When I was writing my book I was absolutely committed to being historically, socially, linguistically, technologically, geographically, politically faithful to the times. I wanted to give people who were interested in that time more information about that, and how those characters' lives would have looked in a little bit bigger arena. And there were characters there that Austen left behind that had places to go.
I also think it's important to understand that the long 18th century, the Georgian Century, was a much kinder place for women, and pretty much anybody else, than in the Victorian century that followed it. And in Jane Austen's time there were women silversmiths and women in some very high places.
What lesson for entrepreneurs did you learn from writing a book?
I was very naïve about the state of the publishing market. I could never get an agent to call me back. The whole publishing industry is in huge disarray. I was very naïve about the business aspects of the book. I wrote a good book and it had a market and it's been successful. I thought all good things would follow. It's been a pretty big shock to me that there is really no place out there [in conventional publishing] for a new good book by a new good author.
What have you failed at?
I was really, really enthusiastic about a biochemical company that was going to produce caffeine sensors [in the early 1990s]. They were making little test strips that would change color based on the amount of caffeine detected. It turns out there is a huge market for this. But it was also chemically very complex. And the company was just not prepared to focus on it long enough to solve the problem. In the end, I had to give up and go away.

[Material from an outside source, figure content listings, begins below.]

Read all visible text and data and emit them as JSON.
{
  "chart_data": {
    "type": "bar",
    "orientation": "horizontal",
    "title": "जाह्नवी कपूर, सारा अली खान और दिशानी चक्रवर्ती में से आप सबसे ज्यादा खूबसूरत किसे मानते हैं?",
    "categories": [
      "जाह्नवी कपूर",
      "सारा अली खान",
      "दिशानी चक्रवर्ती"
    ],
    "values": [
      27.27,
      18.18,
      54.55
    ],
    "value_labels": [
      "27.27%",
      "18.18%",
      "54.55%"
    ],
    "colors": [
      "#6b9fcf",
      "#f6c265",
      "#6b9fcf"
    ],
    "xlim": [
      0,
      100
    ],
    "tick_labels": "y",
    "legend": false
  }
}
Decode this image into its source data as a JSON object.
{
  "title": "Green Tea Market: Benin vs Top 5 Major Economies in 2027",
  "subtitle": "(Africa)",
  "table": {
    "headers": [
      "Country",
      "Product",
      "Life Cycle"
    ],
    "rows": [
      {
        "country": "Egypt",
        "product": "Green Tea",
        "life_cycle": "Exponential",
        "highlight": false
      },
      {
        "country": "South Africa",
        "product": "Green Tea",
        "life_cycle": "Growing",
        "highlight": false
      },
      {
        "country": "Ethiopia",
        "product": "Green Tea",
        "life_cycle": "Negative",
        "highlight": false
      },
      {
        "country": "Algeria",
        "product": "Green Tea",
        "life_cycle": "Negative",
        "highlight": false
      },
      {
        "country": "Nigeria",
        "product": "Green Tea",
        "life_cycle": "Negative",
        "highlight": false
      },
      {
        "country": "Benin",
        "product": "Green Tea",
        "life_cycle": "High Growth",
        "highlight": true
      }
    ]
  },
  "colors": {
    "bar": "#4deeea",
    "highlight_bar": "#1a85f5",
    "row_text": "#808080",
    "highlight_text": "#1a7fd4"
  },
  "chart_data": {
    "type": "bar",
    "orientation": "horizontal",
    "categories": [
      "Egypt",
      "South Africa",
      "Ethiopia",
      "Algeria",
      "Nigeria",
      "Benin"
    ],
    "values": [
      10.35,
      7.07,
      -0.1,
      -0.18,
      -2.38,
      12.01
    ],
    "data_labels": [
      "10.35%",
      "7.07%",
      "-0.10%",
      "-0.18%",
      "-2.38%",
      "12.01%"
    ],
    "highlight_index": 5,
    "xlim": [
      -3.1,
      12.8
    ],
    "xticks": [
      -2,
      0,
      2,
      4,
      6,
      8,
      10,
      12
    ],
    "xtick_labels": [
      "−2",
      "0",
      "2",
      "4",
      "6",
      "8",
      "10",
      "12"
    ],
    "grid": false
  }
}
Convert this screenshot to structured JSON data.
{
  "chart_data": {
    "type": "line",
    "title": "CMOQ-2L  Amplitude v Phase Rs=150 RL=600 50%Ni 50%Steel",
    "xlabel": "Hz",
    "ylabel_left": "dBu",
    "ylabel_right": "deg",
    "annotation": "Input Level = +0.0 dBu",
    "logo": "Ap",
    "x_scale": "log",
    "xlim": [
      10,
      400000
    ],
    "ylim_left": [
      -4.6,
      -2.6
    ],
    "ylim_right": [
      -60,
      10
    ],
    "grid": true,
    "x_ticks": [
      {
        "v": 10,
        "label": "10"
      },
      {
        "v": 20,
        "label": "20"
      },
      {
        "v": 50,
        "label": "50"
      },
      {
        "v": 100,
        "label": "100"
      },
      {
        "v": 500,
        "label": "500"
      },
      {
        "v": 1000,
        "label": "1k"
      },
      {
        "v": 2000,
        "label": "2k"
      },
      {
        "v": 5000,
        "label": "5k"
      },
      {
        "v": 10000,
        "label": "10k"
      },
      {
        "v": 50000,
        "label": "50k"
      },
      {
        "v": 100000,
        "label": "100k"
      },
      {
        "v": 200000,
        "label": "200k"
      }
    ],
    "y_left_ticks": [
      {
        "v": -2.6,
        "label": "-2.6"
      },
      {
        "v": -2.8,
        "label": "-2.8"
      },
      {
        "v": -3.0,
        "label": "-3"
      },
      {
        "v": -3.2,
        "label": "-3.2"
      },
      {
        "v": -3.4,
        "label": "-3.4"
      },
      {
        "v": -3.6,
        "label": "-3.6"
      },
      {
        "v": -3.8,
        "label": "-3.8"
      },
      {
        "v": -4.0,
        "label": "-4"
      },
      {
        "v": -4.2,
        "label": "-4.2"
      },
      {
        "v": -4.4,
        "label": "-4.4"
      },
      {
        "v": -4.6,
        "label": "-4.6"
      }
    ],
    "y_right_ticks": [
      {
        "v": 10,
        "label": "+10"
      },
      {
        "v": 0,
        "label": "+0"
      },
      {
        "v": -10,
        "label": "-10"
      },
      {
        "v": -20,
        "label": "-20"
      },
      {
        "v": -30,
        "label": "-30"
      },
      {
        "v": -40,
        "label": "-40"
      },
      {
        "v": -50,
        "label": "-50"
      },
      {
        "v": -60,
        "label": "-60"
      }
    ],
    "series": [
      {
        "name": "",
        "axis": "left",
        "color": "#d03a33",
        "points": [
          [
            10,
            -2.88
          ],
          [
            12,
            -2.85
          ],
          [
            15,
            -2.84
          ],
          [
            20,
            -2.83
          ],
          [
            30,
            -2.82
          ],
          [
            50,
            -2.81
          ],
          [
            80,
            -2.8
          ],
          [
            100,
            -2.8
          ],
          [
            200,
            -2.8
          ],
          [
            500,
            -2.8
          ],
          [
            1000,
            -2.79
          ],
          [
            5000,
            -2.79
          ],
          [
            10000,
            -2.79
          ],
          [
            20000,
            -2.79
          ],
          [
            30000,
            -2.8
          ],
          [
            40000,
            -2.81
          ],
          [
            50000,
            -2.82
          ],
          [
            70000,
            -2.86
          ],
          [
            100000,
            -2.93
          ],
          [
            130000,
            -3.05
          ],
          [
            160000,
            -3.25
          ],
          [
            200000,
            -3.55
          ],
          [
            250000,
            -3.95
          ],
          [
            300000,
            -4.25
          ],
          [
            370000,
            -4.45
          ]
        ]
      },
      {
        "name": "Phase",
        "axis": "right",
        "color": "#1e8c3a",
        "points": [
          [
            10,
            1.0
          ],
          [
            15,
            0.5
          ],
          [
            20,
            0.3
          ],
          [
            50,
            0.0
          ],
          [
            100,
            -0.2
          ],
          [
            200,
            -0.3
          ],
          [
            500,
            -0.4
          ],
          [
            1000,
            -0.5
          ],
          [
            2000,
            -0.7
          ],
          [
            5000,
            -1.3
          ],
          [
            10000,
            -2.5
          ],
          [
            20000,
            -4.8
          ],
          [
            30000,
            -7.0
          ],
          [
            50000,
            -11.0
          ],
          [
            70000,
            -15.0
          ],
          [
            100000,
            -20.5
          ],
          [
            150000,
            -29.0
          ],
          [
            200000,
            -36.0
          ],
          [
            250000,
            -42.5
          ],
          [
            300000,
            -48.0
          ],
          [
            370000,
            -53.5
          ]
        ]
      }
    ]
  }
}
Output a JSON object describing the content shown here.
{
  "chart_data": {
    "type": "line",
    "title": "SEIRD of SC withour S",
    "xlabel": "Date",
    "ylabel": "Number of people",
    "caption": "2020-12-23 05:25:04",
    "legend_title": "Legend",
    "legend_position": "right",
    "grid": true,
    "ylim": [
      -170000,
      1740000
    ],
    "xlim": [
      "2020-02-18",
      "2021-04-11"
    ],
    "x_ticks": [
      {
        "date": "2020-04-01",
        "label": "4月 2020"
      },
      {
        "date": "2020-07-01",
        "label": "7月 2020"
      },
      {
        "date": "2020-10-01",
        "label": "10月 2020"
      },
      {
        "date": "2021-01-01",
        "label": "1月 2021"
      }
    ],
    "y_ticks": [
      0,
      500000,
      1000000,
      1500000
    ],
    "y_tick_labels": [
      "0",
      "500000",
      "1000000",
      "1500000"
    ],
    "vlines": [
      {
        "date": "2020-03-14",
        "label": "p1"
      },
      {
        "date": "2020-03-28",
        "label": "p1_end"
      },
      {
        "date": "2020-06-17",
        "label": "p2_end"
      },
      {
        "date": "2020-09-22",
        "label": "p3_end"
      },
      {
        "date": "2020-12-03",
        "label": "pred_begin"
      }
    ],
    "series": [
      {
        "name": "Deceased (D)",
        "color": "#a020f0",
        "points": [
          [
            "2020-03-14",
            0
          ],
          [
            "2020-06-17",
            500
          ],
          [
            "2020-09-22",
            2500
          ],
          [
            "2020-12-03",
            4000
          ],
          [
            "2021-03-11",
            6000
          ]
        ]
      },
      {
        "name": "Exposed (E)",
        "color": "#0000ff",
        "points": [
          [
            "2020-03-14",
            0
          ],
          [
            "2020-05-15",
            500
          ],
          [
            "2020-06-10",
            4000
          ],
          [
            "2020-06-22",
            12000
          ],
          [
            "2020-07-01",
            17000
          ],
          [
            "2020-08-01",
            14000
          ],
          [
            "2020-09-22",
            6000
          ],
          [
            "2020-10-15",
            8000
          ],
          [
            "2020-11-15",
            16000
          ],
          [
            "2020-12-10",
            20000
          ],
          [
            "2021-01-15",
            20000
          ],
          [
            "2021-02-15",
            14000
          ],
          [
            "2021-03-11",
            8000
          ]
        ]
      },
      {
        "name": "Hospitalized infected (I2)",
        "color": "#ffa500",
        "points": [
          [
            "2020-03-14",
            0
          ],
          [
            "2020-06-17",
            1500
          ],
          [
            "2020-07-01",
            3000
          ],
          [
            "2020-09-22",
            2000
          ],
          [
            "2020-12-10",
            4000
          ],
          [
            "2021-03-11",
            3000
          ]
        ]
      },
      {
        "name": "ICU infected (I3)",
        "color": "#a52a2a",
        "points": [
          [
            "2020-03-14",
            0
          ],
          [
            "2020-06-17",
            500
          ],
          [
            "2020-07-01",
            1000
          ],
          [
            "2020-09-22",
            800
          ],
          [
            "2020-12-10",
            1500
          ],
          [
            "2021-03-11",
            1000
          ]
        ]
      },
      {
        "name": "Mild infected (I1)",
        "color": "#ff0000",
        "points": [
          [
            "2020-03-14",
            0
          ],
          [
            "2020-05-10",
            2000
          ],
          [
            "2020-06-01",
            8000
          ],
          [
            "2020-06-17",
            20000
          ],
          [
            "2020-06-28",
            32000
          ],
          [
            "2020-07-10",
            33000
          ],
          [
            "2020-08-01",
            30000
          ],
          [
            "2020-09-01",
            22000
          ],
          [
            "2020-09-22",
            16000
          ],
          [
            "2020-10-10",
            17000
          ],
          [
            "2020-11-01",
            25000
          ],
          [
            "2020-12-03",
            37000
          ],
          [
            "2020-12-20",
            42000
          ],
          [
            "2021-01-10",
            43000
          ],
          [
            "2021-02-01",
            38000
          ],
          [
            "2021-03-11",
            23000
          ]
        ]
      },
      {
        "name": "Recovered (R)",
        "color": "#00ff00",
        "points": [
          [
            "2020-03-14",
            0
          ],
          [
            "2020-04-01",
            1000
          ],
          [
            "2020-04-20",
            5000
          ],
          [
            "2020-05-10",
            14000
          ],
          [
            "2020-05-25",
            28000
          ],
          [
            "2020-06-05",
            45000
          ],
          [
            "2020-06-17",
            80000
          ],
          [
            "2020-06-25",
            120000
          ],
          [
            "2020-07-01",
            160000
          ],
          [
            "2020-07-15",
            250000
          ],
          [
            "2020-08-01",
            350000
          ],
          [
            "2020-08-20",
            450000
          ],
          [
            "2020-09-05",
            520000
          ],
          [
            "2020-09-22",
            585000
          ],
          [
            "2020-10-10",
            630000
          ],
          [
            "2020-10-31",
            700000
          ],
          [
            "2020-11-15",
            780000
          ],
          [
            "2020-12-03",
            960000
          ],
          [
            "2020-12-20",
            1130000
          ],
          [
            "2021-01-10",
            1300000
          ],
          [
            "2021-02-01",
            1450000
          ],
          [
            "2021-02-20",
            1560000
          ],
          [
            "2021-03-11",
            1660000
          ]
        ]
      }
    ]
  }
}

What did you learn from that?
[Ex-husband and Cisco co-founder] Len [Bosack] and I were active investors, and we were really close to the company, and we knew the technology and we knew what we were doing. But as a startup, the company came with its own founders who unfortunately had a big argument. The people who took over the company then took bad money that tied them to a local single-source supplier. At that point Len and I just wrote off the investment and walked away.
As technologists we incorrectly pooh-poohed the issues within the company, which was incredibly stupid. We thought the problems would sort themselves out because the technology was so good, and there was such a good marketplace.
What do you think of the U.S. technology scene today?
You a not going to like my answer: There is no tech out there today. Anybody who can make a website or start a social media thing thinks they are going to be the next Google. But I will tell you, the Google people are just freaking smart and very, very good computer sciences people, who happen to have PhD's from Stanford, and Stanford takes eight people a year for that PhD program. I just don’t see anybody out there with that kind of background.
We have stopped doing blue sky research in this country, and we are hemorrhaging people from our engineering programs. As an American, I am very apprehensive about the long-term economic health of the country.
How would you solve these problems?
We need to build back that infrastructure, and we are past the point where any one private company can do that. As Americans, we have to be willing to subsidize higher education for citizens to compete in these jobs and areas, and we have to raise children who are willing to do this kind of work. I can tell you it is hard, and that is why everyone doesn't do it.
What's next for you?
You know I have a track record of doing different things. I have just started a new venture, but I am not sure I want to say anything about that. It's not in any of the [industries] I've done before.